Jay Jaffe of FanGraphs may not have put it best, but he was in the front row of the team photo when he tweeted his cheery note: “The Mike Trout hostage situation continues.”
Yes, Arte Moreno is keeping the Los Angeles Angels because he couldn't bear to abandon his dream of getting more money for his ballteam than the market sees fit to offer. Of course Moreno would have Angels fans believe that all this unfinished business, like Mike Trout's legacy and Shohei Ohtani's future and the validity of the Angels as a team of relevance, just weighed on him too much to give them up … without a hell of a lot more dough, anyway.
That's the beauty of this particular development in the Desolation of Orange County—it's all so transparently mendacious. Moreno didn't hire Sal Galatiolo and his firm to look into Moreno's heart to discern how much he loved baseball but to slap a dollar sign on the muscle, to steal the phrase from the 1989 book of the same title. That he didn't find it means either that he had valued it too highly, by a lot, or that everyone else valued it too lowly. If the former, Moreno just misjudged the market, and that happens. Just look at Elon Musk and how he has energized Twitter into the upholstered sinkhole it is today.
But if this is the first sign that baseball valuations have hit a flat spot after decades of skyrocketing performance, you will hear the gentle clink of Rob Manfred's arteries hardening into tire chains. The whole idea of owning a sports team is that it is the kind of family financial plan that lasts until either the 27th century or until money is replaced as currency by turnips, and can even be occasionally be fun. Major League Baseball had record revenues of $10.8 billion in 2022, so Moreno never lost a dime from the moment he paid Disney $148M for the franchise. But he can't like the number of prospective dimes he thought he would make and now will likely never see.
In short, even if the Angels were only worth the $2.2 billion Forbes said they were last March, Moreno wins by a factor of 15, at only the cost of his public reputation as a skilled entrepreneur.

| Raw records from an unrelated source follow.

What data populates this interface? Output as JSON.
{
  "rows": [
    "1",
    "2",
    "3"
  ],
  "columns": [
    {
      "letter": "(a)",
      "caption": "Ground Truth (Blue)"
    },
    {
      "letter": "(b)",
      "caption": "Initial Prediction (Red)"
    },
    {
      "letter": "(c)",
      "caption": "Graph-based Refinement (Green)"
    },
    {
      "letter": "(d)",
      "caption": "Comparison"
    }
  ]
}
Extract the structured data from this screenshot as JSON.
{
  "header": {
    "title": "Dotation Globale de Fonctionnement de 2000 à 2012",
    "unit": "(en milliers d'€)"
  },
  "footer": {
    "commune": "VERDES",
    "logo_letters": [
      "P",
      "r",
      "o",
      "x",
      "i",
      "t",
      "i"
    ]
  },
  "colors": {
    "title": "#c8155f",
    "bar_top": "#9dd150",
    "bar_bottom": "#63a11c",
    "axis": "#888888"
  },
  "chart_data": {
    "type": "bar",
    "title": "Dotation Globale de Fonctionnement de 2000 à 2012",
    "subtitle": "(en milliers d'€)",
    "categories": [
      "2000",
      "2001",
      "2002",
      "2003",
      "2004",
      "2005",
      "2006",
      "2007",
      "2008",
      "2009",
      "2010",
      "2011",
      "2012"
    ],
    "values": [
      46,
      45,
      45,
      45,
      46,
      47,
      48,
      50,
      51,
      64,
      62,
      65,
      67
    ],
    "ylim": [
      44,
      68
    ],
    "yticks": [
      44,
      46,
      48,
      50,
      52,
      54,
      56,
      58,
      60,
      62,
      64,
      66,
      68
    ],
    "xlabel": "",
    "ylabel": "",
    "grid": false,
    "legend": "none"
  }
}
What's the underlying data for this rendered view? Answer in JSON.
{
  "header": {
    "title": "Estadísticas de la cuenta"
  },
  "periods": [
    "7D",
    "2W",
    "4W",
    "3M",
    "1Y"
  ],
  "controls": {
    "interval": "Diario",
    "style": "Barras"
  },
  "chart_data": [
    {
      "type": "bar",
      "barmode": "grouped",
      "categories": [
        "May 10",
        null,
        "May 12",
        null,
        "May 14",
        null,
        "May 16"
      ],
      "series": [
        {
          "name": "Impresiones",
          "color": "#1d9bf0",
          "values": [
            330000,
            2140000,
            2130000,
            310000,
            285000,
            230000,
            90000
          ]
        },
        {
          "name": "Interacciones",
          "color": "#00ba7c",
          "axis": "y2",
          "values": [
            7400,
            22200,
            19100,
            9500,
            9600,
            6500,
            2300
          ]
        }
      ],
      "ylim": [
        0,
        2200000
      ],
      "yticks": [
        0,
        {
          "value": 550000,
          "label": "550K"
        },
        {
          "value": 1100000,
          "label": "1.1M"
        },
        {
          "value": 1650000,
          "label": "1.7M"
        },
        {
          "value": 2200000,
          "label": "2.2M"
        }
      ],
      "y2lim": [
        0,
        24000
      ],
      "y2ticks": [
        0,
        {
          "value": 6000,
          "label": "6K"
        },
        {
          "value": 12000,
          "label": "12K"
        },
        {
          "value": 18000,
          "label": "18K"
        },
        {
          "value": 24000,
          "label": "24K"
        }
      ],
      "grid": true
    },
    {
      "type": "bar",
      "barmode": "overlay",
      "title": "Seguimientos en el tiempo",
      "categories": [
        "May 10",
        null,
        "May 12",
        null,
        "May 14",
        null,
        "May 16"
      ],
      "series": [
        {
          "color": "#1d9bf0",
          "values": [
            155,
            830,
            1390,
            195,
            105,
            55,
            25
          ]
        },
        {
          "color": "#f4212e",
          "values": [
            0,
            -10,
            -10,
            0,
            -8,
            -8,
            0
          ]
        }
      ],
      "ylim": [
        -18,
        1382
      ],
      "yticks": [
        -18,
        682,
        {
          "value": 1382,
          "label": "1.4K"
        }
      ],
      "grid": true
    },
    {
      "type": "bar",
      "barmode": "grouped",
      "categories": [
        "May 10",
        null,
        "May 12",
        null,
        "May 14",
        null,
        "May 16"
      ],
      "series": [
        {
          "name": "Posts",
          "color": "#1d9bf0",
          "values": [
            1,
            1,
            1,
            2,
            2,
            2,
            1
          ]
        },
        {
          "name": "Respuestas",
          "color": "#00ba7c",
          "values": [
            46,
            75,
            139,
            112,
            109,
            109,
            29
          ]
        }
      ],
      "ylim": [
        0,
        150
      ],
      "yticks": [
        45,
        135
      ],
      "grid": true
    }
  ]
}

The Angels under Moreno haven't had a winning record in seven years, haven't won a playoff game in 13, and are essentially known only for turning Trout into Mister Never October and are on the way to doing the same for Ohtani. That is almost certainly why Moreno looked for a sale in the first place: The money in running a team is sensational, but the money in cashing out is also sensational and in general you'd like not to be regarded as a figure of fun by perfect strangers and imperfect peers alike. And when whatever offers there were came up below Moreno's view of his metaphorical sweat equity, he did whatever any cocksure billionaire would do. He doubled down on his perceived ability to make his ownership worthy of his two most bankable stars, and will stay until someone sees the wisdom of paying him 2,000 percent of his investment rather than 1,500.
How this affects the way the Angels are run on a day-to-day basis ought to be fascinating, because the desire to win is almost never as great as the desire to max out the company. The Angels Moreno bought were coming off the team's one and only World Series, and since then have cast no discernible shadow. Money is one thing, but buying a team means an attempt to buy the love of strangers, and the Angels haven't earned anyone's love. Miami, Boston, both Chicagos, St. Louis, Philadelphia, New York, San Francisco, Kansas City, Houston, Washington, Los Angeles and Atlanta have had parades, and Detroit, Denver, Tampa, Texas, the other New York and Cleveland have come close. The Angels … just … are.
And now they're just undesirable. At least at Moreno's price. If that's karma for 20 years of no results, fine—it's the chance you take when you go on the block. But the longer this drags out, the less likely Moreno is going to be to invest more in a team he has come to view as less bankable benefit than onerous burden. And he will have to live with the fact that the best thing he ever did as an owner was lower beer prices, and that the worst thing he ever did was lower expectations for a good ending for the two best players he ever employed.